Nuñez gets excited. On the local news, they keep saying how the housing market is going up and up and up. If she can scrape together enough to buy this house, she thinks, then she can sell it in five years and retire comfortably.
The man comes over with the paperwork. He seems to be in a rush, telling Nuñez to leave some parts blank. He brings a real estate agent with him, who tells her that if she signs today, she won't be charged special closing fees that will go up to $10,000 in a week.
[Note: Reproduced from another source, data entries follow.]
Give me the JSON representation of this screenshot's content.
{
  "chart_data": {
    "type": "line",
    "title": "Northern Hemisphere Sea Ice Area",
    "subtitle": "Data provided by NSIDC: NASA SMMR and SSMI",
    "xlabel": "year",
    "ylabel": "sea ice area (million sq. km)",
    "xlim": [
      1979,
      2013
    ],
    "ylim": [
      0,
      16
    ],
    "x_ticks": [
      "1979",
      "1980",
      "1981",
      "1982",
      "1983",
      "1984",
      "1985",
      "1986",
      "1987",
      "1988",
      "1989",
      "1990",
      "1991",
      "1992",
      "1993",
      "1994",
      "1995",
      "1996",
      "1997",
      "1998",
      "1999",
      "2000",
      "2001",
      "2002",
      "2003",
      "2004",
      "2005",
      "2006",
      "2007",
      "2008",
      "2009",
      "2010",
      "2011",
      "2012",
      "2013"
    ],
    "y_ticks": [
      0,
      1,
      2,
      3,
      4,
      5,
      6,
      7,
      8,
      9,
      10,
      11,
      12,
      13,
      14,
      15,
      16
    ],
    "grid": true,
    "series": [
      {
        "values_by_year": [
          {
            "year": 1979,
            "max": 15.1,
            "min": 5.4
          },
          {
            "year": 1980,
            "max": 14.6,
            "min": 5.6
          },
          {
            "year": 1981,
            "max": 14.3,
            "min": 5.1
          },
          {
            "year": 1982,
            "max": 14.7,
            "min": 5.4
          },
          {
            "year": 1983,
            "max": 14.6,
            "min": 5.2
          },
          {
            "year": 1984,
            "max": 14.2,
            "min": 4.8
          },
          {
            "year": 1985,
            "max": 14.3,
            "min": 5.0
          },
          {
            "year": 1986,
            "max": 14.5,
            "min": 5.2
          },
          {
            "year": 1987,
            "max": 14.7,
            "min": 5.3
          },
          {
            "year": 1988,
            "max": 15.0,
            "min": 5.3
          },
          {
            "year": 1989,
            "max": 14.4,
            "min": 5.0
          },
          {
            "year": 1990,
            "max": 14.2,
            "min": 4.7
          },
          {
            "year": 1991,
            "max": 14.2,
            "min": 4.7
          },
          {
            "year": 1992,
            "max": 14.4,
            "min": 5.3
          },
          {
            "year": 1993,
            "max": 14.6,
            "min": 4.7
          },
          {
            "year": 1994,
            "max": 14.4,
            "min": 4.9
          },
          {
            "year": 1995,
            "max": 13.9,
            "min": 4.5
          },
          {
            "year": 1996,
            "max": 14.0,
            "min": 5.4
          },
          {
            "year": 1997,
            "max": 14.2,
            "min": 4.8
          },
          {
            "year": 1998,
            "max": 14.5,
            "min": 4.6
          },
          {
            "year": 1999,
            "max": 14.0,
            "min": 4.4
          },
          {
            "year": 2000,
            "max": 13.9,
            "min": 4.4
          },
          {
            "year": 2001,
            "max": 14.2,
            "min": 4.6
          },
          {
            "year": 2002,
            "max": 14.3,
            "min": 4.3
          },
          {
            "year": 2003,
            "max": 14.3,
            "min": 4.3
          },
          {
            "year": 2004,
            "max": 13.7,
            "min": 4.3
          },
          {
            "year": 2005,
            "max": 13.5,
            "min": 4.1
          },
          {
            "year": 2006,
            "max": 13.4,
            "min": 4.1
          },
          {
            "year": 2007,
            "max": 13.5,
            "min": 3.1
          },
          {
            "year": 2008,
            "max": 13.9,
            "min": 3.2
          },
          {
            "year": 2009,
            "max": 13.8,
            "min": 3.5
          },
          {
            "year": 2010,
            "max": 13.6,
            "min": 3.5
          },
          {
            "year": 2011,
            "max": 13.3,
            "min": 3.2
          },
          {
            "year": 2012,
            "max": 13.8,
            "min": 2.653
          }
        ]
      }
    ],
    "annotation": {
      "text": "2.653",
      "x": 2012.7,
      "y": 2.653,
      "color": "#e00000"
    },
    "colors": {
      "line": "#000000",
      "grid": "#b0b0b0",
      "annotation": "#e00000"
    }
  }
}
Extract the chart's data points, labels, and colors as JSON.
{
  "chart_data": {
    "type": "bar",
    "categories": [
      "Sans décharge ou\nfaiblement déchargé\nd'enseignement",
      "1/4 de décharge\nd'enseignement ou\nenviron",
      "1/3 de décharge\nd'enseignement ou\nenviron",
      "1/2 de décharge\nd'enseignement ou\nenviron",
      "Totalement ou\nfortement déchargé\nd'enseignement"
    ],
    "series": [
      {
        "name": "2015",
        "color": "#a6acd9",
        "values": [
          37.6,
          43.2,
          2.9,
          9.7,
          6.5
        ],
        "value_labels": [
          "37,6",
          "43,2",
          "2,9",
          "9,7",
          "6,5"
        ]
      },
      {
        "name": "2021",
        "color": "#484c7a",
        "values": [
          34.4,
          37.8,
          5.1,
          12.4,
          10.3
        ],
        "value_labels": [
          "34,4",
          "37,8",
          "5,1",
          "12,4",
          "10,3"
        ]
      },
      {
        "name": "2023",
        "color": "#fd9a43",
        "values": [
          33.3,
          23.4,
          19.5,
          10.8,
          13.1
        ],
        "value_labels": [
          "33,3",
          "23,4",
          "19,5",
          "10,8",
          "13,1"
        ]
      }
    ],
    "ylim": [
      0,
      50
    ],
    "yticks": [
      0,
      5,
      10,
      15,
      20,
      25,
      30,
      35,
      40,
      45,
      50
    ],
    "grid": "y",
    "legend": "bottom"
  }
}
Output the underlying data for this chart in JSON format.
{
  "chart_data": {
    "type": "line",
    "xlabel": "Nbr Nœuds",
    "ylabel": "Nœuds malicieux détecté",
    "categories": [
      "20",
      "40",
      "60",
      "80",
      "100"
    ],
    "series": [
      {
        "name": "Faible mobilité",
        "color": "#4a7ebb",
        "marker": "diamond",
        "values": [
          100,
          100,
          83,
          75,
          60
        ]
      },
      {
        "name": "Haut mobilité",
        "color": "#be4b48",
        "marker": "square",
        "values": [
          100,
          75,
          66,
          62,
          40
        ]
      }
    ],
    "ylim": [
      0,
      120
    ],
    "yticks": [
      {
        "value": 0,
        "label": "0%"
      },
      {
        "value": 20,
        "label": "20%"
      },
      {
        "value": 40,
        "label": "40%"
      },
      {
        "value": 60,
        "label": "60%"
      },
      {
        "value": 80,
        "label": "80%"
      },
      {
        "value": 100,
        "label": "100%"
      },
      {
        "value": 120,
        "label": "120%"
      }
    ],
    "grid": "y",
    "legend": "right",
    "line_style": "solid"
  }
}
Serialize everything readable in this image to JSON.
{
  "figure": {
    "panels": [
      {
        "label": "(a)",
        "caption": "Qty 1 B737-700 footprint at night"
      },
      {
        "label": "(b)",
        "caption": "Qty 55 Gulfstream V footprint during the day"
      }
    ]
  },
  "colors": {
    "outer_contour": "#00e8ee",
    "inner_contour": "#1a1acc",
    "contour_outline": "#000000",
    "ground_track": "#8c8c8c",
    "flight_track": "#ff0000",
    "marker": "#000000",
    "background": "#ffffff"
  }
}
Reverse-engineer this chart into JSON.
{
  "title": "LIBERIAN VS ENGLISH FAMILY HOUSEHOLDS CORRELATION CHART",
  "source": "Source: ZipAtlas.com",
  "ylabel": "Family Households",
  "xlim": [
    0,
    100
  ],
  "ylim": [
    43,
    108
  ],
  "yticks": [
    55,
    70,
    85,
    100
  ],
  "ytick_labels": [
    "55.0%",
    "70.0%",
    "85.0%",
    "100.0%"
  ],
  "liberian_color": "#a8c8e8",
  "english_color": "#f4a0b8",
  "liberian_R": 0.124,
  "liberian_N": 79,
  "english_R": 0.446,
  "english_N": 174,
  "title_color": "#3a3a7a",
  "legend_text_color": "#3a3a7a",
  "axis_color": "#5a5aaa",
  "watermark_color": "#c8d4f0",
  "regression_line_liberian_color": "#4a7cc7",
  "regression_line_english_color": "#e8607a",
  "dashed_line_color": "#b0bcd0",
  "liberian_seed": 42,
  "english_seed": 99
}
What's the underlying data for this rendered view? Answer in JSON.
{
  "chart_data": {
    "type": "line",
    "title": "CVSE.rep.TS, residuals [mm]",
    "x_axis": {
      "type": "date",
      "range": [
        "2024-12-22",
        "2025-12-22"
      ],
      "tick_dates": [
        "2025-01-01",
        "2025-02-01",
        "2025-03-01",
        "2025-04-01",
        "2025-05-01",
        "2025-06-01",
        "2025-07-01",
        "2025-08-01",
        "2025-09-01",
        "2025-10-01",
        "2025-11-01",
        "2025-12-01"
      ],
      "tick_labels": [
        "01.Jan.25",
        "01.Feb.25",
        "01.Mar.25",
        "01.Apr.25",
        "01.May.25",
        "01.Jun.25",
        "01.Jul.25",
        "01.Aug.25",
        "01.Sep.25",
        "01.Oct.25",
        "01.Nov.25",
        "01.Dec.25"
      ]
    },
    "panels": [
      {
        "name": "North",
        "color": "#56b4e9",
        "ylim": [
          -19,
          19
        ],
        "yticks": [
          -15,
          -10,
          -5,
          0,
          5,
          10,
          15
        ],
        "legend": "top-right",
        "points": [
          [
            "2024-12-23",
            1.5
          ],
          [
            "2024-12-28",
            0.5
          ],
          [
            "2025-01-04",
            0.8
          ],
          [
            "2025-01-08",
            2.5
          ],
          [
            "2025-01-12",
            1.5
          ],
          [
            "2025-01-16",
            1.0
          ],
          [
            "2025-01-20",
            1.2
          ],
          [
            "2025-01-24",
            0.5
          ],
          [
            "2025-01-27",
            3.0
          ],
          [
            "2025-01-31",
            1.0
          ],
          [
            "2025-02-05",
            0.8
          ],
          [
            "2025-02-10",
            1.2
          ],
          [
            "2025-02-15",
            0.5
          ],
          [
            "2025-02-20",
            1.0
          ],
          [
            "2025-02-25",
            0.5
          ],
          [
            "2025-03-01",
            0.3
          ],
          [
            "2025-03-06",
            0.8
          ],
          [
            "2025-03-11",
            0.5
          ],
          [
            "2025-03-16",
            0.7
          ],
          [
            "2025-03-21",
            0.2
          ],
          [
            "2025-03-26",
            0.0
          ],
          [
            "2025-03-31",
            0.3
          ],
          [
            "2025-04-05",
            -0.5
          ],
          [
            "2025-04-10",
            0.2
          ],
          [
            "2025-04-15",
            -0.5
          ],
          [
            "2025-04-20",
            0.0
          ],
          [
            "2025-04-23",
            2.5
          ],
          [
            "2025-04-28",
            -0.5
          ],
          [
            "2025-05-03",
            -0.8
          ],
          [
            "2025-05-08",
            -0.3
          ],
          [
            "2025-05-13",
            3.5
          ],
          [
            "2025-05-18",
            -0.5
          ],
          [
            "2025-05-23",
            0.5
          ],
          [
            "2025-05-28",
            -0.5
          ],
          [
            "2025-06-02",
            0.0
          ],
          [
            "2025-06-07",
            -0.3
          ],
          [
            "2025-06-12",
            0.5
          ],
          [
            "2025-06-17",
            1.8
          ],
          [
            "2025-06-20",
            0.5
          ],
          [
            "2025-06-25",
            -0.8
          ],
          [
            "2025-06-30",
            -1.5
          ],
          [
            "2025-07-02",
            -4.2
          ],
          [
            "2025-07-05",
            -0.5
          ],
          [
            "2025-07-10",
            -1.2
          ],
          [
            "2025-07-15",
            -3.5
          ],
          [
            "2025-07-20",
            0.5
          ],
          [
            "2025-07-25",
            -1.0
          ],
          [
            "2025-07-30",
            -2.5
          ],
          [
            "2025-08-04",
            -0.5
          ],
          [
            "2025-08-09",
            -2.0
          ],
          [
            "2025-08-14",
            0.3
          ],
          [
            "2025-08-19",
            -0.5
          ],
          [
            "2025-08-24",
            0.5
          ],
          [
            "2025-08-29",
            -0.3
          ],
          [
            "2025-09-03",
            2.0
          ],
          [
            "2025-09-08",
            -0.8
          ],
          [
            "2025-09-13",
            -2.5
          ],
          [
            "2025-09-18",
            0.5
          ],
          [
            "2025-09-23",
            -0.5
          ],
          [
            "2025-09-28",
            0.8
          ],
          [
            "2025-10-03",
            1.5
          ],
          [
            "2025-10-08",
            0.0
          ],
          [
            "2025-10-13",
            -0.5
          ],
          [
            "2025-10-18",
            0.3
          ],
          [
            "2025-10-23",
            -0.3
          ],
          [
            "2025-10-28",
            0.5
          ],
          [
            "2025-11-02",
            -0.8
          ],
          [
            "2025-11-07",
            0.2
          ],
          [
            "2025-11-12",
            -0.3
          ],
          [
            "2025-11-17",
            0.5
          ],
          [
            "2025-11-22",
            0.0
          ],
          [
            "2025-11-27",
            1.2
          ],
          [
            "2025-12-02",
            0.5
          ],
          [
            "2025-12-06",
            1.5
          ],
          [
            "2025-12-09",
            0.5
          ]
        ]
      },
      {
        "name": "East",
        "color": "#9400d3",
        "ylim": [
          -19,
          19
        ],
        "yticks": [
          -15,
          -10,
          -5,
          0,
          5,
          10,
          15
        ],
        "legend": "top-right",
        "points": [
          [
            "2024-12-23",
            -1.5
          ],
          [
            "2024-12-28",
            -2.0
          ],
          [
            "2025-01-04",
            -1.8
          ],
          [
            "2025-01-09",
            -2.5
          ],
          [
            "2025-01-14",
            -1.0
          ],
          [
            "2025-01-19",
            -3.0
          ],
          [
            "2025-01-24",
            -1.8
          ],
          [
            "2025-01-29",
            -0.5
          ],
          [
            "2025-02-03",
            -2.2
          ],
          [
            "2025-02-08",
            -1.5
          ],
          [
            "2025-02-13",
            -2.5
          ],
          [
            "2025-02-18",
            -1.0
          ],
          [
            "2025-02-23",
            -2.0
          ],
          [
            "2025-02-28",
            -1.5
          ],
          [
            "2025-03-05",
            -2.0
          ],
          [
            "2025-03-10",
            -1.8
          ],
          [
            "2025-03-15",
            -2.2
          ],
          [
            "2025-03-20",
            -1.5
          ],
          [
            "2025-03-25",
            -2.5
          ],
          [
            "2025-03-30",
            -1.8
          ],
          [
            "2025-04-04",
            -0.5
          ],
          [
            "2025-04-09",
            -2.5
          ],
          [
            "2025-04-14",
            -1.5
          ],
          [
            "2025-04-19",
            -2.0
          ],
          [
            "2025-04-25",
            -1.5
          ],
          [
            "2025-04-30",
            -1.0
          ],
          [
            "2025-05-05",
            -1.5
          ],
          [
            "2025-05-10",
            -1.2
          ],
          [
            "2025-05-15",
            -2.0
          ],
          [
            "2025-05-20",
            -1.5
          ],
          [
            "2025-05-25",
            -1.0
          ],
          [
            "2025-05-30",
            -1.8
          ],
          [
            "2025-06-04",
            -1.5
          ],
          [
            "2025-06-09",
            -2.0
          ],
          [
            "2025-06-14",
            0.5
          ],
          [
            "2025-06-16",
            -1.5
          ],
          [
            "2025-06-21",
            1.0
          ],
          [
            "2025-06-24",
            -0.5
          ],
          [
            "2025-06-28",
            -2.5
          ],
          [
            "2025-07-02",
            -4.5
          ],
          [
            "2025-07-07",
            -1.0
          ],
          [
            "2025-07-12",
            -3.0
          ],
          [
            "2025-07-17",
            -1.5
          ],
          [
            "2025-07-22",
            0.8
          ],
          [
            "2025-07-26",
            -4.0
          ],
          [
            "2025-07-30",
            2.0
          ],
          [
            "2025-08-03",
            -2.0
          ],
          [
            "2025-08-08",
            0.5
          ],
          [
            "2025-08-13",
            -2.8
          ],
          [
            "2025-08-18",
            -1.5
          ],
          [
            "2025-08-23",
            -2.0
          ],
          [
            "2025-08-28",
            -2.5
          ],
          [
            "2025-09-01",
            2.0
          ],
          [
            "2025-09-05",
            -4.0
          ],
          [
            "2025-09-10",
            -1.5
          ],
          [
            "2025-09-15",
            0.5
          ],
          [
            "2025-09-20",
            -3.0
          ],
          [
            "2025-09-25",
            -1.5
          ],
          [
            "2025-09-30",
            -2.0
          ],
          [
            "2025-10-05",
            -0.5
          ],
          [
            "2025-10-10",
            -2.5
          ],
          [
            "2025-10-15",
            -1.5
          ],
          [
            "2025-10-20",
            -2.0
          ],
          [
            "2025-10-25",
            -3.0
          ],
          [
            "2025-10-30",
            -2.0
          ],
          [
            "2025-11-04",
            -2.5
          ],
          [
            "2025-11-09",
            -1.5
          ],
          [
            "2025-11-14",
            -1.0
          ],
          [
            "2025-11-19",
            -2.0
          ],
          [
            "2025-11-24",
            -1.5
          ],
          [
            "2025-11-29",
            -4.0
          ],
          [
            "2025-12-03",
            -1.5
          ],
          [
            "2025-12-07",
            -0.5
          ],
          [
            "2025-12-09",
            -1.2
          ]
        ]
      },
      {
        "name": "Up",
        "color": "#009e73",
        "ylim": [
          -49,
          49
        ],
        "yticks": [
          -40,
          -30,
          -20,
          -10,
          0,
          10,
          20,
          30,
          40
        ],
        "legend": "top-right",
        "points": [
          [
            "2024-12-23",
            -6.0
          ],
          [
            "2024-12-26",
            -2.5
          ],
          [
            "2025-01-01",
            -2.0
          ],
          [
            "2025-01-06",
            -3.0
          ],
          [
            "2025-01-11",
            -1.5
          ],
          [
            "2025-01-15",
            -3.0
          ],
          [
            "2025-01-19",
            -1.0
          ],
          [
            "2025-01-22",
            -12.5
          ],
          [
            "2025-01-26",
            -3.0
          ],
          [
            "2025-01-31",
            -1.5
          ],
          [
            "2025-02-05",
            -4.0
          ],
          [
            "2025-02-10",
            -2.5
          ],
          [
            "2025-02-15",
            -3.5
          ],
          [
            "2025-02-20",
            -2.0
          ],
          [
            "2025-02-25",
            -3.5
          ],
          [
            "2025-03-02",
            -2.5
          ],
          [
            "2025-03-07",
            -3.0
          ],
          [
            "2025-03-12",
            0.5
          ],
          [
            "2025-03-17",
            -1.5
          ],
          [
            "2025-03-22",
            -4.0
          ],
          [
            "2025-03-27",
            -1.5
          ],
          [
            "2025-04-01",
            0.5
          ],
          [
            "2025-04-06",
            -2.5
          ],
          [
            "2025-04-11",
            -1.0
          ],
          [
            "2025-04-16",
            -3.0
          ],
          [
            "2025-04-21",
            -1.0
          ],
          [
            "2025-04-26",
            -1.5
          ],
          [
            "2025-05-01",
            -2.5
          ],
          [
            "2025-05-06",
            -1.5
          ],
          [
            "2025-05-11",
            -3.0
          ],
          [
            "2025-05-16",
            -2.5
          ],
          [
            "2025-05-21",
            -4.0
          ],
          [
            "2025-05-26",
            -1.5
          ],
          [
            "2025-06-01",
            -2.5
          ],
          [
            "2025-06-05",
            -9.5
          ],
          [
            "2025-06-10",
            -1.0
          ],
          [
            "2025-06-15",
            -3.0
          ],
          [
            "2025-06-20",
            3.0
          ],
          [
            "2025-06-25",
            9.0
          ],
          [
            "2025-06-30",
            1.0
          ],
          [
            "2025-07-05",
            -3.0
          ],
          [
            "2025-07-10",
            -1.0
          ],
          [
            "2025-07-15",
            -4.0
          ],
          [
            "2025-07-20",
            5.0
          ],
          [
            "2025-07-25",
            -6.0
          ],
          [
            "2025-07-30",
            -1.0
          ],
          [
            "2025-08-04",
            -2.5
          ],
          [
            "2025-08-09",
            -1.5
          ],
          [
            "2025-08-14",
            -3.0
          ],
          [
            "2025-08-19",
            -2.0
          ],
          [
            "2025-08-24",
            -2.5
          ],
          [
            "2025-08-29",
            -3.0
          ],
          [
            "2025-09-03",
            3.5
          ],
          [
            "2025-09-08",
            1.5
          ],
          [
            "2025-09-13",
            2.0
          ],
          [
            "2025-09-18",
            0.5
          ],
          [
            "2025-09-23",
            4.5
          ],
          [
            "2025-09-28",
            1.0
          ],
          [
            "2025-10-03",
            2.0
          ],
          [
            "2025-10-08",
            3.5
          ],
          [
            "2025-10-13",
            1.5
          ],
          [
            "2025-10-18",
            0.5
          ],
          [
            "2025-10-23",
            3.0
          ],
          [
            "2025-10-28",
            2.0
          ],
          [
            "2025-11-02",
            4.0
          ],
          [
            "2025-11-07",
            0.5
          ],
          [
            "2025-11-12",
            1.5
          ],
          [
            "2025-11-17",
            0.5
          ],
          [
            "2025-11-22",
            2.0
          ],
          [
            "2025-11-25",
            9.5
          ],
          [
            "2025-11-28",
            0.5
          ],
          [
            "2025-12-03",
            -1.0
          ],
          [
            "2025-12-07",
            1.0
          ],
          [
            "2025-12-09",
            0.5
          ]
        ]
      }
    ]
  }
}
Nuñez is a little confused, but she knows she wants this house, so she signs everything they put in front of her, never clarifying that her 7 percent APR will leap to 12 percent after the second year. Or that the mortgage lender is actually selling her two loans that will total more than $3,000 a month. When the deal is over, Nuñez is stuck with a mortgage that she can never repay and a house that will never really be hers. The bank forecloses two years later.
Nuñez is a fictitious example. But millions of people just like her are victims of predatory lending. Predatory mortgage lenders target first-time homebuyers with bad credit ratings -- often minorities and the elderly -- and convince them to buy homes with risky adjustable-rate mortgages, or other types of subprime mortgages.